In the end: fix what you have. Get it right now, before you upgrade. Prove it with real measures of success, then upgrade. You’ll be happier.
11 comments:
Point for point I agree completely.
Point for point I agree completely.
Excellent article. One thing I would add specifically around the service apps is that there is an even greater need for governance before you even THINK about turning them on. With rich features comes greater complexity, and you need to have a handle on the administrative aspects before you turn them on. Understand the risks and issues, develop a plan, and release the new features in a managed way.
@Chris. Thanks!
@Christian... I couldn't agree more. Governance is a key to success regardless of the platform you're using. Unfortunately, SharePoint implementations seems to suffer more than most from a lack of governance.
So what is our alternative? Google Docs lol? http://www.colligo.com? Still not sure where we go from here if its not the answer.
What a load of bull! Donlt know why you keep harping the fact that companies need to stay on Sp2007...You reasons, not withstanding, the, SP2010's features like Content Type Hubs has helped move towards a structure I dreamed of in SP2007 early days...
@James... I'm very sorry for the late response.
My point is that many firms upgrade with little or no justification. In particular, they focus on the tool and not the underlying need. Often it's simply "it's new" and that's why they're upgrading. However, "it's new" is not good enough and there needs to be a focus on how this new version satisfies needs that weren't satisfied in 2007. There clearly a number of basic advancements like the term store, content type hubs and even the new Office Web Apps; all of these features are compelling, but only if you're going to make use of those features. If you don't have enterprise wide content types (or even use content types at all) the fact that you can now publish content types across site collections is a pretty useless feature.
@Anonymous...I disagree. I'm not telling anyone to stay on 2007 if there's clear justification to move to 2010. All I'm saying is that the reason to move to 2010 has to be compelling and the reason should not be the tool. As my previous response to James indicates, Content Type hubs are interesting and compelling if you use content types and need to distribute them across site collections. However, many organizations are struggling with simply implementing content types within one site collection thereby making the hub a bit of a useless feature.
In the end, the message is: upgrade for the right reason.
SharePoint 2010 is much better than 2007, it has more features than 2007 and provides a great flexibility. I have been using SharePoint 2010 since it's being released, really great to use it.
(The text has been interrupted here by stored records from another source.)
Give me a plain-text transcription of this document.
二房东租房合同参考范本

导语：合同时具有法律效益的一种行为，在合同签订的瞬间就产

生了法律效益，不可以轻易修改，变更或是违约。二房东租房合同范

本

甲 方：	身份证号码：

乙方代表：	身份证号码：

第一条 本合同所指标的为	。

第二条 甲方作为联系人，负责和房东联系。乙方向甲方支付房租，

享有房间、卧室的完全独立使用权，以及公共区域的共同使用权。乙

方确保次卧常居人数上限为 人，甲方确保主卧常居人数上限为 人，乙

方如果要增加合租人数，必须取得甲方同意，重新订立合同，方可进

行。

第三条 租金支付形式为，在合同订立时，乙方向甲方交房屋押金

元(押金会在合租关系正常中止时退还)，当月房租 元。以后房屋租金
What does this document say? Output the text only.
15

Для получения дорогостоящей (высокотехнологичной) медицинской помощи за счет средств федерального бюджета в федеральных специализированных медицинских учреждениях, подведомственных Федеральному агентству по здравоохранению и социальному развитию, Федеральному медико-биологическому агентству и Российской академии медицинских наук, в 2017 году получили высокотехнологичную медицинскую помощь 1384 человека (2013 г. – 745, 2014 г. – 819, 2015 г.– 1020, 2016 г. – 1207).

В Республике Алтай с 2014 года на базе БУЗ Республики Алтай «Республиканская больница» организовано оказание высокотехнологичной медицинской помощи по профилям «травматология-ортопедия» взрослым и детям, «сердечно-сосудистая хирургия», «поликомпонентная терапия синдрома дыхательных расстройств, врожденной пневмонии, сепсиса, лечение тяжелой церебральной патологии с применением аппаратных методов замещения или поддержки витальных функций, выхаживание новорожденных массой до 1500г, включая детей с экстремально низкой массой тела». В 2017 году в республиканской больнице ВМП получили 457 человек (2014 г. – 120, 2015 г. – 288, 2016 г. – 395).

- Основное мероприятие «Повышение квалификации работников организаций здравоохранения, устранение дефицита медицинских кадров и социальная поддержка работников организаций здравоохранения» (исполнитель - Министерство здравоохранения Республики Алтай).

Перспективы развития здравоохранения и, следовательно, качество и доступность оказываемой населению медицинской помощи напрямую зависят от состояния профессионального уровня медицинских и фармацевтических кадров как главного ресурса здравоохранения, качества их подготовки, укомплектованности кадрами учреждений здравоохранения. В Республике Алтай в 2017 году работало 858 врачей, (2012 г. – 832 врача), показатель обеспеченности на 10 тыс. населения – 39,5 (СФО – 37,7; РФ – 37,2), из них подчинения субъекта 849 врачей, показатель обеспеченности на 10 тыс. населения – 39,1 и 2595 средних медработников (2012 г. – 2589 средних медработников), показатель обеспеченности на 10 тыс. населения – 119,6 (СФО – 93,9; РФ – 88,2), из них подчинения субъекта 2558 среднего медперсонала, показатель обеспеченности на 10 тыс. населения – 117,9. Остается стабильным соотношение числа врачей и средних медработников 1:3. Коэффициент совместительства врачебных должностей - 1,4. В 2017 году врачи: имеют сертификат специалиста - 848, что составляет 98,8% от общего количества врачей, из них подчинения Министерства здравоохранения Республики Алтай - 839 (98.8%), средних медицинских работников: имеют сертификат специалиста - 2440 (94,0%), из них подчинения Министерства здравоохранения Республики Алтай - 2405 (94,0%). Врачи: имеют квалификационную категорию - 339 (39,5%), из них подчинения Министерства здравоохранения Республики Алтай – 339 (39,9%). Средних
@Nissim... Thanks for the comment. I agree that 2010 is more feature rich. However, simply adding features and providing greater flexibility doesn't necessarily mean that an implementation with the new platform will be any more successful than with the earlier version.
Again, my message in this post is upgrade for the right reason.
Regards,
Shawn
Great point on needing social software developers to build the right solution on top of SharePoint.